PICs have their limitations. For one, they represent a single documented night and can only offer a snapshot into the topics studied. But each PIC contains thousands upon thousands of data points that are extrapolated onto trends and past surveys.
(I can wholeheartedly guarantee the iPhone-shot YouTube video or post on X has… at most… a dozen or so of the same points… all of which, remember, live as anecdotal accounts. Official PICs involve work from hundreds of community volunteers, staff from various City and County departments, and nonprofit partners. For context: 750 individuals belonging to any one of the aforenoted cohorts participated in SF’s 2017 PIC count.)
SF’s most up-to-date PIC report, which is available to anyone online for free, quells spun hysteria with substantiated facts.
We know that people belonging to BIPOC and queer communities are disproportionately affected by homelessness. We know COVID-19 played a substantial role in people experiencing homelessness, predominantly due to job loss or an eviction related to the pandemic. We know addiction to alcohol and illicit drugs is documented in over half of SF’s unhoused population. We know that the single-largest obstacle to permanent housing within this community is the inability to afford rent — with San Francisco rents currently priced at nearly twice that of the national average, according to RentCafe.
(Homelessness in the United States doesn’t stem from a single source. It’s the result of a systemic collapse of not only social safety nets but housing infrastructure and economic solvency. San Francisco just so happens to exist as a nexus of the three.)
We also know that the hyped hysteria posted on social media about San Francisco’s homelessness crisis is founded on falsehoods. Because, again: We have actual data to the contrary.
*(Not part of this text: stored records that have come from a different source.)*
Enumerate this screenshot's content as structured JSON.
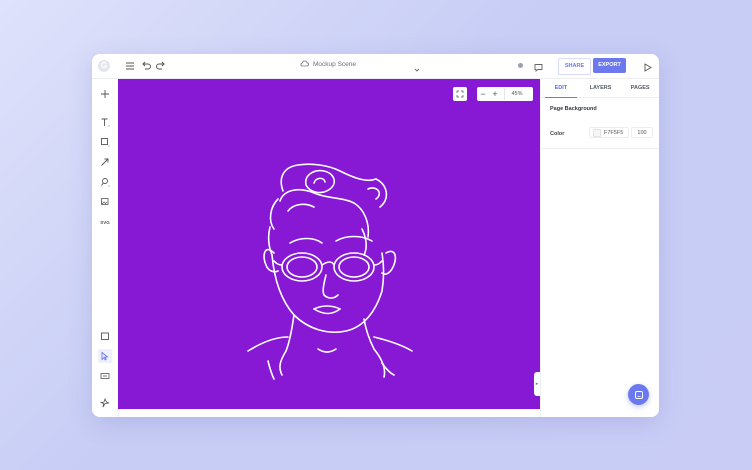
{
  "topbar": {
    "logo_glyph": "G",
    "scene_name": "Mockup Scene",
    "share_label": "SHARE",
    "export_label": "EXPORT",
    "icons": [
      "menu-icon",
      "undo-icon",
      "redo-icon",
      "cloud-icon",
      "chevron-down-icon",
      "status-dot-icon",
      "comment-icon",
      "play-icon"
    ]
  },
  "left_toolbar": {
    "tools": [
      "add-icon",
      "text-icon",
      "rectangle-icon",
      "arrow-icon",
      "zoom-tool-icon",
      "image-icon",
      "svg-icon",
      "frame-icon",
      "select-icon",
      "component-icon",
      "pin-icon"
    ],
    "svg_label": "SVG"
  },
  "canvas": {
    "background": "#8718d3",
    "zoom_value": "45%",
    "zoom_minus": "−",
    "zoom_plus": "+",
    "collapse_glyph": "▸"
  },
  "panel": {
    "tabs": [
      {
        "label": "EDIT",
        "active": true
      },
      {
        "label": "LAYERS",
        "active": false
      },
      {
        "label": "PAGES",
        "active": false
      }
    ],
    "section_title": "Page Background",
    "color_label": "Color",
    "color_value": "F7F5F5",
    "opacity_value": "100"
  },
  "colors": {
    "accent": "#6c78ee",
    "artboard": "#8718d3",
    "swatch": "#f7f5f5"
  }
}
In 2022, it was found that of the 7,754 individual surveys conducted, which included both sheltered and unsheltered individuals, 71% resided in San Francisco before becoming homeless. Moreover: 35% of these people had lived in San Francisco for over 10 years.
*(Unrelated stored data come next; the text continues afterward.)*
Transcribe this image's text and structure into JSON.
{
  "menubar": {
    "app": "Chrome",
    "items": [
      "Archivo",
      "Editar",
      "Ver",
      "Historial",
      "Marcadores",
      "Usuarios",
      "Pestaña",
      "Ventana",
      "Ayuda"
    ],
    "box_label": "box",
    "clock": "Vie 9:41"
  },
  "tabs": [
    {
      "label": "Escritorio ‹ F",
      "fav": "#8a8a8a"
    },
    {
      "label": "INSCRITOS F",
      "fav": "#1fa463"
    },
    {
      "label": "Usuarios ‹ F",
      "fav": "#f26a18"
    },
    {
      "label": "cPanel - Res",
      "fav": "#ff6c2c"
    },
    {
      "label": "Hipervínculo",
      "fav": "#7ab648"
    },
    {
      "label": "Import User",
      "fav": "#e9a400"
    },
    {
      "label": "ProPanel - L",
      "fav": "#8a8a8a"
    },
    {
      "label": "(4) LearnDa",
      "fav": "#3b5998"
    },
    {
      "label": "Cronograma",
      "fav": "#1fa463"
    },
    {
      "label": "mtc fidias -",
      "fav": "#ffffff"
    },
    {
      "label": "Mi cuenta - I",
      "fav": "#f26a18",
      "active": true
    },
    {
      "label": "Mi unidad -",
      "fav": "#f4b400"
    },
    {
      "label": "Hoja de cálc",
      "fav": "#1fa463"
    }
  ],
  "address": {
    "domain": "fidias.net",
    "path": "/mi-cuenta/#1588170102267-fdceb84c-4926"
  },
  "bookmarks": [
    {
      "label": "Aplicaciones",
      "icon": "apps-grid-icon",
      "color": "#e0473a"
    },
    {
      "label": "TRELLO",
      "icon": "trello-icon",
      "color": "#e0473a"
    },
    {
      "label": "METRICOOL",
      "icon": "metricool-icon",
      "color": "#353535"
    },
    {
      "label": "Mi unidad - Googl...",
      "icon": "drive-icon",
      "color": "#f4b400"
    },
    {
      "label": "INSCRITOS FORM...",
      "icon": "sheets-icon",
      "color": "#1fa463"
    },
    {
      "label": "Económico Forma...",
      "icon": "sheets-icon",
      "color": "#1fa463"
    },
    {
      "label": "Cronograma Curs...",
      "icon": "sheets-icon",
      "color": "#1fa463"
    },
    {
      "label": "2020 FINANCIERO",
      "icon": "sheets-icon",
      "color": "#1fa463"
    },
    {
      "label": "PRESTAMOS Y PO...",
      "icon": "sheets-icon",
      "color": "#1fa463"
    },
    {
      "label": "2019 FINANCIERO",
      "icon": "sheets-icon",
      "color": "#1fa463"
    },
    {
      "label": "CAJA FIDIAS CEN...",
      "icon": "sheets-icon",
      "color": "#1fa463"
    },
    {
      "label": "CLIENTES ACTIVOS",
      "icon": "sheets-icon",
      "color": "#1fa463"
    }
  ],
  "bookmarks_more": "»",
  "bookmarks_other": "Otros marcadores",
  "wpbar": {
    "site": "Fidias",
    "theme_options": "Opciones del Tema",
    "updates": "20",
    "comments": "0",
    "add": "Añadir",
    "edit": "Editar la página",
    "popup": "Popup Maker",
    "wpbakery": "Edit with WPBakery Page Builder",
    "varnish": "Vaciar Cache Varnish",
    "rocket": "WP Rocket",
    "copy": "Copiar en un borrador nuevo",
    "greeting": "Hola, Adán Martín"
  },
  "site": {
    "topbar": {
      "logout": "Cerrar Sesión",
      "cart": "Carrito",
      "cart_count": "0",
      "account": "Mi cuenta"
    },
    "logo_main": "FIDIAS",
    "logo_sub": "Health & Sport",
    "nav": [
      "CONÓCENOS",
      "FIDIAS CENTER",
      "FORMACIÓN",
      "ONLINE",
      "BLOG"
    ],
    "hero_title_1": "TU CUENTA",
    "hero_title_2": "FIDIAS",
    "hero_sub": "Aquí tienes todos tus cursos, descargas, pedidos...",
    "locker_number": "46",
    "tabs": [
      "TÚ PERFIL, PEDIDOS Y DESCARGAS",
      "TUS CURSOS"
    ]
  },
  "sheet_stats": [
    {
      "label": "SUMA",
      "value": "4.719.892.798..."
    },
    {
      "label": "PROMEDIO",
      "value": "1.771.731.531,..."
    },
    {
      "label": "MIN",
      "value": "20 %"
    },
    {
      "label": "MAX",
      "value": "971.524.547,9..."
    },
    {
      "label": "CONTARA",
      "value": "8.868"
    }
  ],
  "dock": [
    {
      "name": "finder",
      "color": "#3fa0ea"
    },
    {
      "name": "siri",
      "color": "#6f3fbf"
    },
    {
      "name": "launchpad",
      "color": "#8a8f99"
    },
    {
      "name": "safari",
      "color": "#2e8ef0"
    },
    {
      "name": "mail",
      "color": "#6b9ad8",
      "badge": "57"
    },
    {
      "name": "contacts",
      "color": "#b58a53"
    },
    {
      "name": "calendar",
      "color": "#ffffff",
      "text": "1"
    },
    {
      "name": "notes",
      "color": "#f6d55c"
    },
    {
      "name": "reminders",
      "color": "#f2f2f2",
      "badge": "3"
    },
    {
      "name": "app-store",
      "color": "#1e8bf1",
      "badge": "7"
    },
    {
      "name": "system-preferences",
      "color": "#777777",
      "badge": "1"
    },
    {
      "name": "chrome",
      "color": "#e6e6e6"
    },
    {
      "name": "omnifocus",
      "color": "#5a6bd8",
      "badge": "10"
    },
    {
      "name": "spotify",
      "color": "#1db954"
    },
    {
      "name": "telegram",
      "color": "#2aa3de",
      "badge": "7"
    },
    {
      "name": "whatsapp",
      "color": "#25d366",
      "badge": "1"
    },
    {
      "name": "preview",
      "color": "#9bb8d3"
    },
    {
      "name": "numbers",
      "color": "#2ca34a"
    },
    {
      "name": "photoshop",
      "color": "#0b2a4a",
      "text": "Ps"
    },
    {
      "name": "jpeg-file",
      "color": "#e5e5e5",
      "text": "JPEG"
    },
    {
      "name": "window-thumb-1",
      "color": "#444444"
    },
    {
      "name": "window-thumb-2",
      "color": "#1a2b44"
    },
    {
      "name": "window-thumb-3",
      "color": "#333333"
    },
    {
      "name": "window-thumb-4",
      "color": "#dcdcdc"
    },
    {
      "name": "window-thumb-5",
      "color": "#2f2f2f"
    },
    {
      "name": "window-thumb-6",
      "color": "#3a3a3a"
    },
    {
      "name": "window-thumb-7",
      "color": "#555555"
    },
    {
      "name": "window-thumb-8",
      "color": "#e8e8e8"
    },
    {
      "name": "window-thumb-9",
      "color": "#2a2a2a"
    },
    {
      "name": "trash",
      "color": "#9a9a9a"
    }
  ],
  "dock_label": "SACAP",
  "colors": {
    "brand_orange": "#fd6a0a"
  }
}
And the amount of either sheltered or unsheltered individuals included in SF’s 2022 PIC count who reported having lived outside of California prior to losing housing? 4%. Or roughly 310 people out of the 7,754 someone surveyed.
That’s not a majority. That’s not even a significant percentage. That learning, however, is a truth that can be spun significantly out of sense by irrational beings.
Foolishness begets groundlessness. When an entire narrative is built on a sunken base, it will inevitably collapse and bring anything founded on it down — including the people responsible for said unsubstantiated portrayals.
Social media, and the internet by large, is becoming an increasingly unsteady place. It’s our moral and ethical imperative as engaged citizens to do our part to find steadiness. This is particularly true when digital fickleness affects the most vulnerable among us in the real world.